Quand dois-je consulter un médecin en cas d’automutilation ?

Si vous réalisez que vous (ou remarquez qu’une personne qui vous est chère) vous automutilez, contactez un professionnel de la santé. Vos blessures peuvent nécessiter des soins médicaux. Il peut également être utile de savoir que vous n’êtes pas seul. Votre professionnel de la santé est là pour vous écouter et vous soutenir. Ils vous recommanderont un traitement qui vous convient.

Quand dois-je aller aux urgences ?

Vous devriez vous rendre aux urgences ou appeler le 911 (ou le numéro de votre service d’urgence local) si vous sentez que vous courez un danger immédiat de vous faire du mal ou de blesser autrui. Aux États-Unis, vous pouvez également composer988 pour parler à quelqu’un de Suicide & Crisis Lifeline.

Vous devez également consulter les urgences si votre blessure est grave, notamment si elle provoque :

  • Difficulté à respirer.
  • Un saignement qui ne s’arrêtera pas.
  • Une déformation physique.
  • Perte de mouvement du bras ou de la jambe.

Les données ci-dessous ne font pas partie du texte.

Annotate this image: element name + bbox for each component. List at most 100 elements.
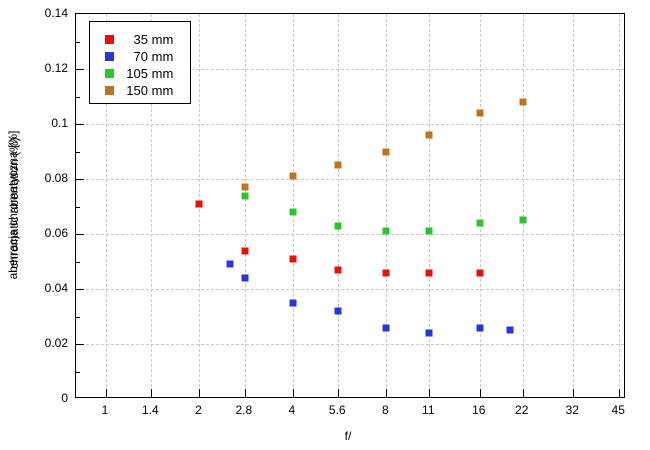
x-tick-mark-22 bbox=[522, 389, 524, 397]
point-150mm-f5.6 bbox=[334, 161, 342, 169]
legend-swatch-150mm bbox=[105, 86, 114, 95]
gridline-x-2.8 bbox=[244, 14, 246, 397]
y-minor-tick-mark bbox=[76, 261, 80, 263]
gridline-y-0.12 bbox=[76, 69, 624, 70]
x-tick-label: 32 bbox=[565, 403, 579, 417]
y-tick-label: 0 bbox=[61, 391, 68, 405]
legend-label: 150 bbox=[126, 83, 148, 98]
x-tick-label: 2 bbox=[195, 403, 202, 417]
y-axis-label-overlap: chromatic aberration (%) bbox=[7, 137, 21, 269]
gridline-x-16 bbox=[479, 14, 481, 397]
x-tick-label: 45 bbox=[611, 403, 625, 417]
legend-item-70mm: 70 mm bbox=[90, 48, 190, 65]
y-tick-label: 0.02 bbox=[44, 336, 68, 350]
point-35mm-f8 bbox=[382, 269, 390, 276]
legend-item-35mm: 35 mm bbox=[90, 31, 190, 48]
point-105mm-f4 bbox=[289, 208, 297, 216]
x-tick-mark-8 bbox=[386, 389, 388, 397]
y-minor-tick-mark bbox=[76, 206, 80, 208]
x-tick-label: 11 bbox=[422, 403, 435, 417]
legend-swatch-105mm bbox=[105, 69, 114, 78]
x-tick-label: 16 bbox=[472, 403, 486, 417]
gridline-x-5.6 bbox=[338, 14, 340, 397]
point-70mm-f2.5 bbox=[226, 260, 234, 268]
gridline-x-11 bbox=[429, 14, 431, 397]
y-tick-mark-0.08 bbox=[76, 179, 84, 180]
point-150mm-f8 bbox=[382, 148, 390, 155]
y-tick-mark-0.12 bbox=[76, 69, 84, 70]
y-minor-tick-mark bbox=[76, 316, 80, 318]
legend-label-unit: mm bbox=[148, 66, 174, 81]
point-35mm-f2 bbox=[195, 200, 203, 208]
y-minor-tick-mark bbox=[76, 371, 80, 373]
gridline-x-1 bbox=[106, 14, 107, 397]
legend-label: 35 bbox=[133, 32, 148, 47]
gridline-x-32 bbox=[573, 14, 575, 397]
point-35mm-f4 bbox=[289, 255, 297, 263]
x-tick-mark-11 bbox=[429, 389, 431, 397]
x-tick-label: 5.6 bbox=[328, 403, 346, 417]
legend-swatch-35mm bbox=[105, 35, 114, 44]
x-tick-mark-32 bbox=[573, 389, 575, 397]
gridline-y-0.04 bbox=[76, 289, 624, 290]
point-105mm-f11 bbox=[425, 227, 433, 235]
legend: 35 mm 70 mm 105 mm 150 mm bbox=[89, 21, 191, 104]
gridline-x-45 bbox=[619, 14, 621, 397]
legend-swatch-70mm bbox=[105, 52, 114, 61]
point-70mm-f4 bbox=[289, 299, 297, 307]
point-70mm-f16 bbox=[476, 324, 484, 331]
point-35mm-f11 bbox=[425, 269, 433, 276]
y-minor-tick-mark bbox=[76, 151, 80, 153]
y-tick-label: 0.14 bbox=[44, 6, 68, 20]
point-35mm-f5.6 bbox=[334, 266, 342, 274]
y-tick-label: 0.1 bbox=[51, 116, 68, 130]
x-tick-label: 1.4 bbox=[142, 403, 159, 417]
legend-label: 70 bbox=[133, 49, 148, 64]
point-150mm-f2.8 bbox=[241, 183, 249, 191]
point-150mm-f22 bbox=[519, 98, 527, 106]
gridline-y-0.02 bbox=[76, 344, 624, 345]
gridline-x-8 bbox=[386, 14, 388, 397]
x-tick-mark-5.6 bbox=[338, 389, 340, 397]
legend-item-105mm: 105 mm bbox=[90, 65, 190, 82]
point-70mm-f20 bbox=[506, 326, 514, 334]
point-105mm-f8 bbox=[382, 227, 390, 235]
plot-area: 35 mm 70 mm 105 mm 150 mm bbox=[75, 13, 625, 398]
point-150mm-f11 bbox=[425, 131, 433, 139]
legend-label-unit: mm bbox=[148, 49, 174, 64]
point-70mm-f5.6 bbox=[334, 307, 342, 315]
gridline-x-4 bbox=[292, 14, 294, 397]
x-tick-label: 2.8 bbox=[235, 403, 253, 417]
point-105mm-f5.6 bbox=[334, 222, 342, 230]
gridline-x-22 bbox=[522, 14, 524, 397]
point-105mm-f22 bbox=[519, 216, 527, 224]
gridline-y-0.06 bbox=[76, 234, 624, 235]
y-minor-tick-mark bbox=[76, 96, 80, 98]
x-tick-mark-2 bbox=[199, 389, 201, 397]
point-70mm-f2.8 bbox=[241, 274, 249, 282]
x-tick-label: 22 bbox=[515, 403, 529, 417]
x-tick-label: 4 bbox=[288, 403, 296, 417]
x-tick-mark-16 bbox=[479, 389, 481, 397]
x-axis-label: f/ bbox=[344, 429, 352, 443]
point-150mm-f4 bbox=[289, 172, 297, 180]
legend-label: 105 bbox=[126, 66, 148, 81]
gridline-y-0.08 bbox=[76, 179, 624, 180]
point-70mm-f11 bbox=[425, 329, 433, 337]
point-105mm-f16 bbox=[476, 219, 484, 227]
point-70mm-f8 bbox=[382, 324, 390, 331]
x-tick-mark-45 bbox=[619, 389, 621, 397]
gridline-y-0.1 bbox=[76, 124, 624, 125]
point-150mm-f16 bbox=[476, 109, 484, 117]
legend-label-unit: mm bbox=[148, 32, 174, 47]
x-tick-mark-2.8 bbox=[244, 389, 246, 397]
x-tick-mark-4 bbox=[292, 389, 294, 397]
y-tick-mark-0.04 bbox=[76, 289, 84, 290]
x-tick-mark-1.4 bbox=[151, 389, 153, 397]
y-tick-mark-0.02 bbox=[76, 344, 84, 345]
y-tick-label: 0.04 bbox=[44, 281, 68, 295]
legend-label-unit: mm bbox=[148, 83, 174, 98]
gridline-x-1.4 bbox=[151, 14, 153, 397]
x-tick-label: 8 bbox=[382, 403, 389, 417]
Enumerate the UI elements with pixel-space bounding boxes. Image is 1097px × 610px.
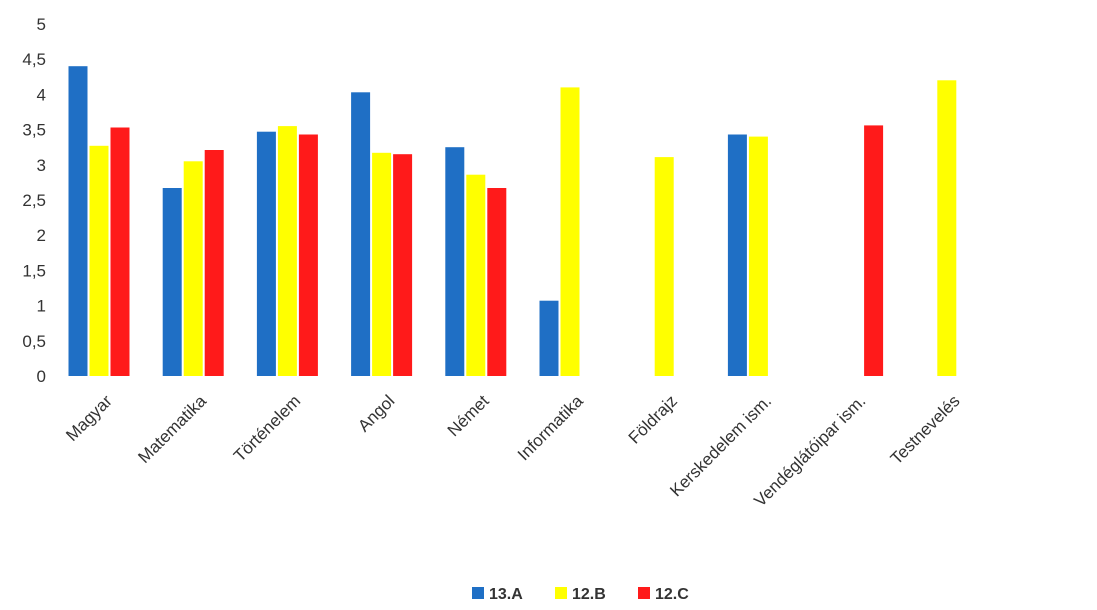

Comment la douleur affecte-t-elle les personnes qui s’automutilent ?

L’automutilation peut être un mécanisme d’adaptation en partie à cause de la façon dont votre corps traite et réagit à la douleur.

Lorsque votre corps rencontre quelque chose qui peut l’endommager, les terminaisons nerveuses des zones touchées envoient des signaux d’urgence à votre cerveau. L’une des choses que votre cerveau fait en réponse à ces signaux est de libérer des bêta-endorphines. Ces produits chimiques déclenchent un effet domino qui vous fait vous sentir mieux pendant une courte période. Mais l’effet ne dure pas très longtemps. Ainsi, les personnes qui s’automutilent peuvent l’utiliser plus souvent pour essayer de se sentir mieux.

Un message de Gesundmd

Pour de nombreuses personnes, les comportements d’automutilation peuvent être difficiles à comprendre. Pour ceux qui s’automutilent, cela peut donner l’impression que c’est le seul moyen de se sentir mieux ou d’avoir un certain contrôle sur leur vie. Même si les gens ne veulent pas se mettre en danger, l’automutilation comporte néanmoins des risques. Parce qu’il ne s’agit pas d’un moyen durable de se sentir mieux, cela affecte également négativement votre santé et votre bien-être physique et mental.

Si vous ressentez le besoin de vous automutiler ou si vous le faites, vous pouvez demander de l’aide. Demander des soins en cas d’automutilation n’est pas différent de demander des soins médicaux pour une condition physique. Vous n’en avez peut-être pas envie maintenant, mais il est possible que vous vous sentiez mieux physiquement et mentalement.